Intracellular lactate controls adenosine output from canine gracilis muscle during moderate systemic hypoxia. Mo, F. M., & H. J. Ballard. The Department of Physiology, The University of Hong Kong, Hong Kong
APStracts 3:0321H, 1996.
The influence of systemic hypoxia on lactate and adenosine output from isolated, constant-flow perfused gracilis muscle was determined in anesthetized dogs. The lactate-transport inhibitor, [alpha]-cyano-4 -hydroxycinnamic acid (CHCA) was employed to distinguish the direct effects of hypoxia on adenosine output from those produced indirectly by changing lactate concentration. Reduction of arterial Po2 from 135 +/- 4 to 39 +/- 2 mmHg raised arterial lactate from 1.26 +/- 0.32 to 2.22 +/- 0.45 mM, but decreased (V-A) lactate from 0.53 +/- 0.09 to -0.13 +/- 0.19 mM, indicating that lactate output was abolished from the muscle. Arterial adenosine did not change, but V-A adenosine increased from 20.6 +/- 10.1 to 76.5 +/- 14.4 nM. CHCA infusion during hypoxia abolished adenosine output from gracilis muscle (V-A adenosine = -20.5 +/- 40.6 nM). In isolated rat soleus muscle fibers, intracellular pH increased from 6.96 +/- 0.04 to 7.71 +/- 0.14 in response to a reduction of Po2 from 459 +/- 28 to 53 +/- 3 mmHg.
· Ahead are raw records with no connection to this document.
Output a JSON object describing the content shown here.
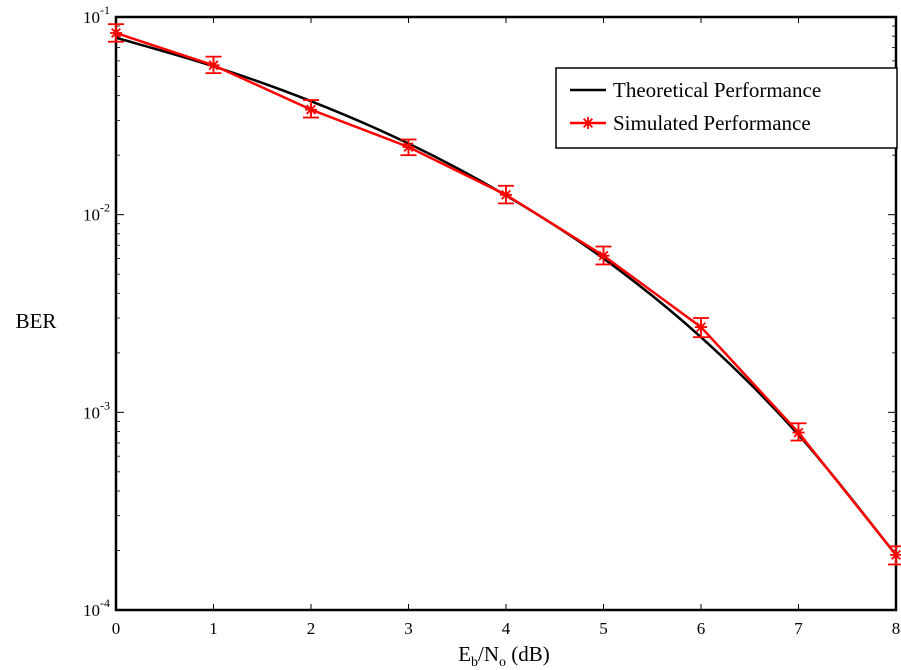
{
  "chart_data": {
    "type": "line",
    "xlabel": {
      "base": "E",
      "sub1": "b",
      "mid": "/N",
      "sub2": "o",
      "tail": " (dB)"
    },
    "ylabel": "BER",
    "xlim": [
      0,
      8
    ],
    "ylim": [
      0.0001,
      0.1
    ],
    "yscale": "log",
    "grid": false,
    "legend_position": "top-right",
    "x_ticks": [
      "0",
      "1",
      "2",
      "3",
      "4",
      "5",
      "6",
      "7",
      "8"
    ],
    "y_ticks": [
      {
        "base": "10",
        "exp": "-1",
        "value": 0.1
      },
      {
        "base": "10",
        "exp": "-2",
        "value": 0.01
      },
      {
        "base": "10",
        "exp": "-3",
        "value": 0.001
      },
      {
        "base": "10",
        "exp": "-4",
        "value": 0.0001
      }
    ],
    "series": [
      {
        "name": "Theoretical Performance",
        "color": "#000000",
        "marker": "none",
        "x": [
          0,
          1,
          2,
          3,
          4,
          5,
          6,
          7,
          8
        ],
        "y": [
          0.0786,
          0.0563,
          0.0375,
          0.0229,
          0.0125,
          0.006,
          0.0024,
          0.00077,
          0.00019
        ]
      },
      {
        "name": "Simulated Performance",
        "color": "#ff0000",
        "marker": "star",
        "x": [
          0,
          1,
          2,
          3,
          4,
          5,
          6,
          7,
          8
        ],
        "y": [
          0.083,
          0.057,
          0.034,
          0.022,
          0.0126,
          0.0062,
          0.0027,
          0.00079,
          0.00019
        ],
        "err_low": [
          0.075,
          0.052,
          0.031,
          0.02,
          0.0114,
          0.0056,
          0.0024,
          0.00072,
          0.00017
        ],
        "err_high": [
          0.092,
          0.063,
          0.038,
          0.024,
          0.014,
          0.0069,
          0.003,
          0.00088,
          0.00021
        ]
      }
    ]
  }
}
Correspondingly, adenosine output decreased from 3.71 +/- 0.15 to 3.04 +/- 0.27 nM. These data suggest that hypoxia did not directly stimulate adenosine output from red oxidative skeletal muscle, but rather, systemic hypoxia increased lactate delivery, and the resulting increase in intracellular lactate decreased pHi, which stimulated adenosine output.

Received 12 September 1995; accepted in final form 18 July 1996.
APS Manuscript Number H857-5.
Article publication pending Am. J. Physiol. (Heart Circ. Physiology).